Harry Bertoia : Une formation artistique dans les meilleures universités américaines.
Cette sculpture en acier recouvert de cuivre et de nickel est intitulée : Open Square-Leaf Tree Sculpture. Elle sera proposée à la vente le 22 octobre prochain par Christie's Paris (Lot 309, sale 5594). Son estimation est de 120 000 € à 180 000 €.
Issu d’une famille d’agriculteurs du nord de l’Italie, Harry Bertoia immigre au Etats-Unis pour retrouver son frère aîné, habitant Détroit. Il intègre alors la Technical High School puis rejoint sept ans après la Cranbrook Academy of Art dans le Michigan. Il y fait la connaissance de Walter Gropius, de Charles et Ray Eames et de Eero Saarinen.

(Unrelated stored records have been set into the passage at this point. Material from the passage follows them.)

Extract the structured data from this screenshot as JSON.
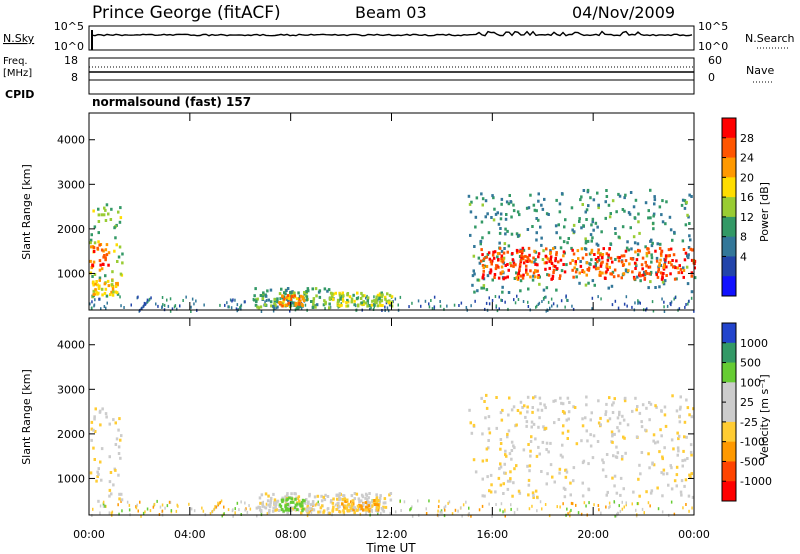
{
  "header": {
    "station": "Prince George (fitACF)",
    "beam": "Beam 03",
    "date": "04/Nov/2009"
  },
  "status_panels": {
    "nsky": {
      "label": "N.Sky",
      "ticks": [
        "10^5",
        "10^0"
      ]
    },
    "nsearch": {
      "label": "N.Search",
      "ticks": [
        "10^5",
        "10^0"
      ]
    },
    "freq": {
      "label_line1": "Freq.",
      "label_line2": "[MHz]",
      "ticks": [
        "18",
        "8"
      ]
    },
    "nave": {
      "label": "Nave",
      "ticks": [
        "60",
        "0"
      ]
    },
    "cpid": {
      "label": "CPID",
      "program": "normalsound (fast) 157"
    }
  },
  "chart_data": [
    {
      "type": "heatmap",
      "name": "power",
      "ylabel": "Slant Range [km]",
      "xlabel": "",
      "xlim": [
        "00:00",
        "00:00"
      ],
      "ylim": [
        180,
        4600
      ],
      "yticks": [
        1000,
        2000,
        3000,
        4000
      ],
      "xticks": [
        "00:00",
        "04:00",
        "08:00",
        "12:00",
        "16:00",
        "20:00",
        "00:00"
      ],
      "colorbar": {
        "label": "Power [dB]",
        "ticks": [
          "28",
          "24",
          "20",
          "16",
          "12",
          "8",
          "4"
        ],
        "colors": [
          "#ff0000",
          "#ff5500",
          "#ff9900",
          "#ffdd00",
          "#99cc33",
          "#339966",
          "#337799",
          "#2244aa",
          "#1111ff"
        ]
      },
      "regions": [
        {
          "t0": 0.0,
          "t1": 1.3,
          "r0": 500,
          "r1": 2600,
          "level": 14
        },
        {
          "t0": 0.0,
          "t1": 0.8,
          "r0": 1100,
          "r1": 1700,
          "level": 26
        },
        {
          "t0": 0.1,
          "t1": 1.1,
          "r0": 550,
          "r1": 900,
          "level": 20
        },
        {
          "t0": 6.5,
          "t1": 9.5,
          "r0": 250,
          "r1": 700,
          "level": 12
        },
        {
          "t0": 7.5,
          "t1": 8.5,
          "r0": 300,
          "r1": 550,
          "level": 22
        },
        {
          "t0": 9.5,
          "t1": 12.0,
          "r0": 300,
          "r1": 600,
          "level": 16
        },
        {
          "t0": 15.0,
          "t1": 24.0,
          "r0": 600,
          "r1": 2900,
          "level": 10
        },
        {
          "t0": 15.5,
          "t1": 24.0,
          "r0": 900,
          "r1": 1600,
          "level": 27
        }
      ]
    },
    {
      "type": "heatmap",
      "name": "velocity",
      "ylabel": "Slant Range [km]",
      "xlabel": "Time UT",
      "xlim": [
        "00:00",
        "00:00"
      ],
      "ylim": [
        180,
        4600
      ],
      "yticks": [
        1000,
        2000,
        3000,
        4000
      ],
      "xticks": [
        "00:00",
        "04:00",
        "08:00",
        "12:00",
        "16:00",
        "20:00",
        "00:00"
      ],
      "colorbar": {
        "label": "Velocity [m s⁻¹]",
        "ticks": [
          "1000",
          "500",
          "100",
          "25",
          "-25",
          "-100",
          "-500",
          "-1000"
        ],
        "colors": [
          "#2244cc",
          "#339966",
          "#66cc33",
          "#cccccc",
          "#cccccc",
          "#ffcc33",
          "#ff9900",
          "#ff4400",
          "#ff0000"
        ]
      },
      "regions": [
        {
          "t0": 0.0,
          "t1": 1.3,
          "r0": 500,
          "r1": 2600,
          "level": 0
        },
        {
          "t0": 6.5,
          "t1": 12.0,
          "r0": 250,
          "r1": 700,
          "level": 0
        },
        {
          "t0": 7.5,
          "t1": 8.5,
          "r0": 300,
          "r1": 600,
          "level": 150
        },
        {
          "t0": 10.0,
          "t1": 11.5,
          "r0": 300,
          "r1": 550,
          "level": -80
        },
        {
          "t0": 15.0,
          "t1": 24.0,
          "r0": 600,
          "r1": 2900,
          "level": 0
        }
      ]
    }
  ]
}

Elève talentueux, Bertoria devient en 1939 directeur du département de métallurgie, fonction qu’il abandonne quelques années plus tard au profit du département d’art graphique à cause de la guerre et de la pénurie de métal. Il exprime alors son art en dispensant des cours de dessin pour la joaillerie. Il fera notamment les alliances de Charles et Ray Eames et de Edmund Bacon à l’occasion de leur mariage.
Un sculpteur évoluant auprès des plus grands designers : les Eames et Eero Saarinen.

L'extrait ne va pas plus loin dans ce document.